Unfortunately, nothing gold can stay, and the couple moved across the country, never to be contacted again. But I kept myself open to the idea that something like this could easily happen again, and soon enough, another threesome fell into my lap. A former hookup of mine was seeing someone who was also bisexual, and he thought it would be fun for us all to get together and have a threesome. He had always been kind of hit-or-miss as far as a fuck buddy goes, but I figured it was at least worth a try.

Surprise: it wasn’t. I didn’t enjoy myself at all. I felt like I was performing, and for a guy I didn’t even really like that much. He wanted to direct the experience so that it was for his pleasure alone. My prior threesome replayed in my head the entire time I was attempting to enjoy this one, and I realized I just didn’t feel respected in the way I had before. We never hooked up again. I never thought a threesome would be the thing that made me realize I deserve better from partners, but it did exactly that.

My last threesome made me aware of how delicate the act can be, and how much trust and respect are involved. Whether it’s casual or highly orchestrated, the common ground of group sex (and sex in general) should always be the safety and comfort of all parties involved. I wasn’t used to putting myself first in this way, but learning to do so has given me better relationships and better sex.

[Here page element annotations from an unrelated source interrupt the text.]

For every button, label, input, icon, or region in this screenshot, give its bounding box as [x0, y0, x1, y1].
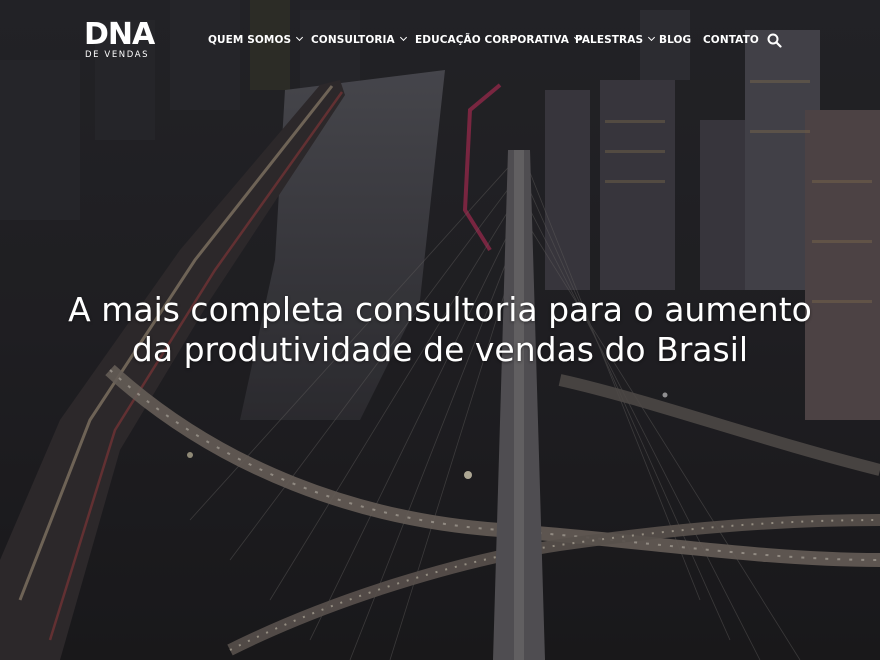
chevron-down-icon: [399, 33, 407, 42]
nav-item-label: CONTATO: [703, 34, 759, 46]
nav-item-blog[interactable]: BLOG: [659, 33, 691, 47]
nav-item-palestras[interactable]: PALESTRAS: [575, 33, 656, 47]
chevron-down-icon: [648, 33, 656, 42]
logo-main-text: DNA: [84, 17, 155, 52]
search-icon[interactable]: [767, 33, 782, 48]
logo-sub-text: DE VENDAS: [85, 50, 150, 60]
logo[interactable]: DNA DE VENDAS: [84, 19, 170, 61]
chevron-down-icon: [296, 33, 304, 42]
nav-item-consultoria[interactable]: CONSULTORIA: [311, 33, 407, 47]
nav-item-quem-somos[interactable]: QUEM SOMOS: [208, 33, 304, 47]
nav-item-label: CONSULTORIA: [311, 34, 395, 46]
nav-item-label: EDUCAÇÃO CORPORATIVA: [415, 34, 570, 46]
hero-headline-line2: da produtividade de vendas do Brasil: [131, 330, 749, 369]
nav-item-label: PALESTRAS: [575, 34, 644, 46]
site-header: DNA DE VENDAS QUEM SOMOS CONSULTORIA EDU…: [0, 0, 880, 82]
nav-item-label: BLOG: [659, 34, 692, 46]
hero-headline-line1: A mais completa consultoria para o aumen…: [68, 290, 812, 329]
nav-item-educacao-corporativa[interactable]: EDUCAÇÃO CORPORATIVA: [415, 33, 582, 47]
nav-item-contato[interactable]: CONTATO: [703, 33, 759, 47]
nav-item-label: QUEM SOMOS: [208, 34, 292, 46]
hero-headline: A mais completa consultoria para o aumen…: [0, 290, 880, 370]
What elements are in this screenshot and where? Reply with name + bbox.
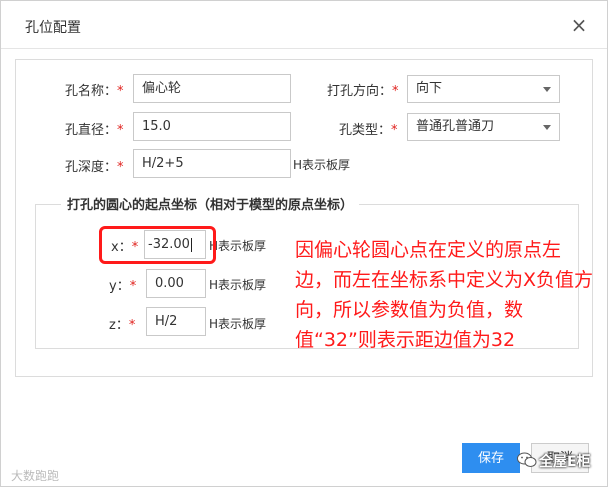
hole-type-select[interactable]: 普通孔普通刀 bbox=[407, 113, 560, 141]
required-mark: * bbox=[117, 160, 124, 175]
required-mark: * bbox=[391, 123, 398, 138]
dialog-titlebar: 孔位配置 × bbox=[1, 1, 607, 49]
direction-label: 打孔方向：* bbox=[327, 84, 399, 99]
depth-label: 孔深度：* bbox=[65, 160, 124, 175]
required-mark: * bbox=[117, 123, 124, 138]
required-mark: * bbox=[129, 279, 137, 294]
z-hint: H表示板厚 bbox=[209, 317, 267, 331]
depth-input[interactable]: H/2+5 bbox=[133, 149, 291, 178]
diameter-label: 孔直径：* bbox=[65, 123, 124, 138]
required-mark: * bbox=[392, 84, 399, 99]
hole-type-value: 普通孔普通刀 bbox=[416, 119, 495, 134]
caret-down-icon bbox=[543, 125, 551, 130]
hole-name-label: 孔名称：* bbox=[65, 84, 124, 99]
caret-down-icon bbox=[543, 87, 551, 92]
depth-hint: H表示板厚 bbox=[293, 158, 351, 172]
close-icon[interactable]: × bbox=[567, 13, 591, 37]
y-input[interactable]: 0.00 bbox=[146, 269, 206, 298]
save-button[interactable]: 保存 bbox=[462, 443, 520, 473]
wechat-icon bbox=[517, 452, 537, 467]
required-mark: * bbox=[117, 84, 124, 99]
hole-config-dialog: 孔位配置 × 孔名称：* 偏心轮 打孔方向：* 向下 孔直径：* 15.0 孔类… bbox=[0, 0, 608, 487]
dialog-title: 孔位配置 bbox=[25, 20, 81, 36]
watermark-left: 大数跑跑 bbox=[11, 469, 60, 483]
hole-type-label: 孔类型：* bbox=[339, 123, 398, 138]
annotation-text: 因偏心轮圆心点在定义的原点左边，而左在坐标系中定义为X负值方向，所以参数值为负值… bbox=[295, 239, 594, 351]
diameter-input[interactable]: 15.0 bbox=[133, 112, 291, 141]
z-input[interactable]: H/2 bbox=[146, 307, 206, 336]
coords-legend: 打孔的圆心的起点坐标（相对于模型的原点坐标） bbox=[61, 194, 360, 213]
x-hint: H表示板厚 bbox=[209, 239, 267, 253]
watermark-right: 全屋E柜 bbox=[539, 454, 591, 470]
z-label: z：* bbox=[109, 318, 136, 333]
direction-value: 向下 bbox=[416, 81, 443, 96]
highlight-box bbox=[99, 226, 216, 264]
direction-select[interactable]: 向下 bbox=[407, 75, 560, 103]
required-mark: * bbox=[128, 318, 136, 333]
hole-name-input[interactable]: 偏心轮 bbox=[133, 74, 291, 103]
y-label: y：* bbox=[109, 279, 137, 294]
y-hint: H表示板厚 bbox=[209, 278, 267, 292]
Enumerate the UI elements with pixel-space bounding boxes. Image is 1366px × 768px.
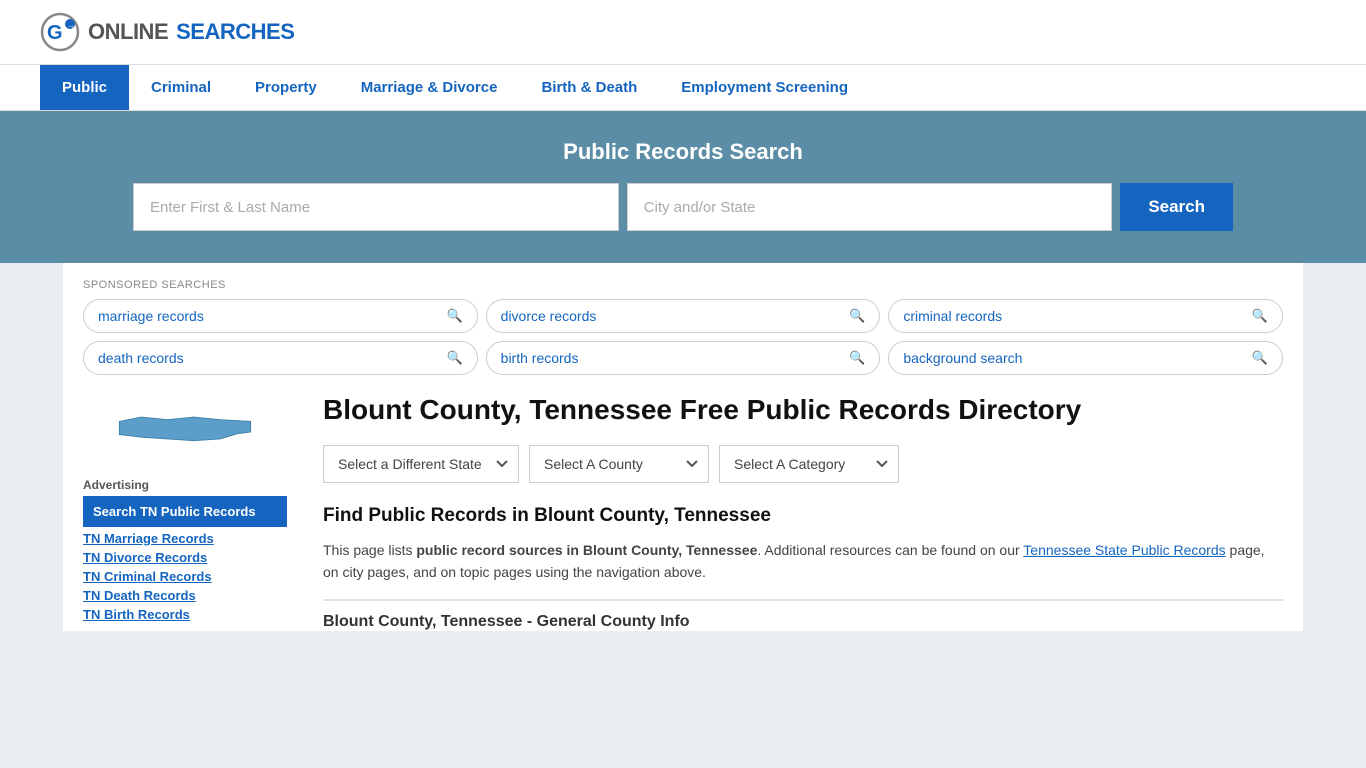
sidebar-link-birth[interactable]: TN Birth Records bbox=[83, 605, 287, 624]
ad-highlight-button[interactable]: Search TN Public Records bbox=[83, 496, 287, 527]
sidebar-link-marriage[interactable]: TN Marriage Records bbox=[83, 529, 287, 548]
tennessee-map-icon bbox=[115, 393, 255, 463]
search-banner-title: Public Records Search bbox=[40, 139, 1326, 165]
search-button[interactable]: Search bbox=[1120, 183, 1233, 231]
nav-item-birth-death[interactable]: Birth & Death bbox=[519, 65, 659, 110]
section-subtitle: Blount County, Tennessee - General Count… bbox=[323, 599, 1283, 631]
logo-text-searches: SEARCHES bbox=[176, 19, 294, 45]
sponsored-label: SPONSORED SEARCHES bbox=[83, 279, 1283, 291]
sponsored-tag-label-divorce: divorce records bbox=[501, 308, 597, 324]
search-icon-birth: 🔍 bbox=[849, 350, 865, 366]
content-body: Advertising Search TN Public Records TN … bbox=[83, 383, 1283, 631]
sponsored-tag-divorce[interactable]: divorce records 🔍 bbox=[486, 299, 881, 333]
name-input[interactable] bbox=[133, 183, 619, 231]
nav-item-marriage-divorce[interactable]: Marriage & Divorce bbox=[339, 65, 520, 110]
sponsored-section: SPONSORED SEARCHES marriage records 🔍 di… bbox=[83, 263, 1283, 383]
nav-item-property[interactable]: Property bbox=[233, 65, 339, 110]
find-records-title: Find Public Records in Blount County, Te… bbox=[323, 505, 1283, 527]
state-map bbox=[83, 393, 287, 466]
nav-item-public[interactable]: Public bbox=[40, 65, 129, 110]
desc-part1: This page lists bbox=[323, 542, 416, 558]
sidebar-link-divorce[interactable]: TN Divorce Records bbox=[83, 548, 287, 567]
sidebar-link-criminal[interactable]: TN Criminal Records bbox=[83, 567, 287, 586]
desc-mid: . Additional resources can be found on o… bbox=[757, 542, 1023, 558]
sidebar: Advertising Search TN Public Records TN … bbox=[83, 393, 303, 631]
main-content: Blount County, Tennessee Free Public Rec… bbox=[303, 393, 1283, 631]
sponsored-tag-background[interactable]: background search 🔍 bbox=[888, 341, 1283, 375]
svg-text:→: → bbox=[67, 21, 75, 30]
logo[interactable]: G → ONLINE SEARCHES bbox=[40, 12, 294, 52]
desc-link[interactable]: Tennessee State Public Records bbox=[1023, 542, 1225, 558]
sponsored-tag-label-background: background search bbox=[903, 350, 1022, 366]
svg-text:G: G bbox=[47, 22, 63, 44]
search-banner: Public Records Search Search bbox=[0, 111, 1366, 263]
sponsored-grid: marriage records 🔍 divorce records 🔍 cri… bbox=[83, 299, 1283, 375]
search-icon-marriage: 🔍 bbox=[446, 308, 462, 324]
search-icon-background: 🔍 bbox=[1252, 350, 1268, 366]
sponsored-tag-birth[interactable]: birth records 🔍 bbox=[486, 341, 881, 375]
advertising-label: Advertising bbox=[83, 478, 287, 492]
page-title: Blount County, Tennessee Free Public Rec… bbox=[323, 393, 1283, 427]
search-icon-divorce: 🔍 bbox=[849, 308, 865, 324]
sponsored-tag-label-birth: birth records bbox=[501, 350, 579, 366]
logo-text-online: ONLINE bbox=[88, 19, 168, 45]
dropdowns-row: Select a Different State Select A County… bbox=[323, 445, 1283, 483]
search-icon-criminal: 🔍 bbox=[1252, 308, 1268, 324]
search-form: Search bbox=[133, 183, 1233, 231]
description-text: This page lists public record sources in… bbox=[323, 539, 1283, 584]
sidebar-link-death[interactable]: TN Death Records bbox=[83, 586, 287, 605]
logo-icon: G → bbox=[40, 12, 80, 52]
header: G → ONLINE SEARCHES bbox=[0, 0, 1366, 65]
county-dropdown[interactable]: Select A County bbox=[529, 445, 709, 483]
sponsored-tag-death[interactable]: death records 🔍 bbox=[83, 341, 478, 375]
location-input[interactable] bbox=[627, 183, 1113, 231]
sponsored-tag-criminal[interactable]: criminal records 🔍 bbox=[888, 299, 1283, 333]
sponsored-tag-label-marriage: marriage records bbox=[98, 308, 204, 324]
sponsored-tag-label-criminal: criminal records bbox=[903, 308, 1002, 324]
sponsored-tag-marriage[interactable]: marriage records 🔍 bbox=[83, 299, 478, 333]
state-dropdown[interactable]: Select a Different State bbox=[323, 445, 519, 483]
search-icon-death: 🔍 bbox=[446, 350, 462, 366]
sponsored-tag-label-death: death records bbox=[98, 350, 184, 366]
main-container: SPONSORED SEARCHES marriage records 🔍 di… bbox=[63, 263, 1303, 631]
nav-item-employment[interactable]: Employment Screening bbox=[659, 65, 870, 110]
nav-item-criminal[interactable]: Criminal bbox=[129, 65, 233, 110]
desc-bold: public record sources in Blount County, … bbox=[416, 542, 757, 558]
main-nav: Public Criminal Property Marriage & Divo… bbox=[0, 65, 1366, 111]
category-dropdown[interactable]: Select A Category bbox=[719, 445, 899, 483]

So, here’s my parting advice: don’t have a threesome for someone else. Do it for yourself! Lean into the inherent awkwardness and try to make your own enjoyment a priority by speaking up if you’re uncomfortable or don’t like the way things are going. Group sex is about compromise, communication, and trial and error, but this doesn’t mean you don’t get to have fun. A good threesome can be a game-changer for your sex life, and you may end up learning more about yourself in the process.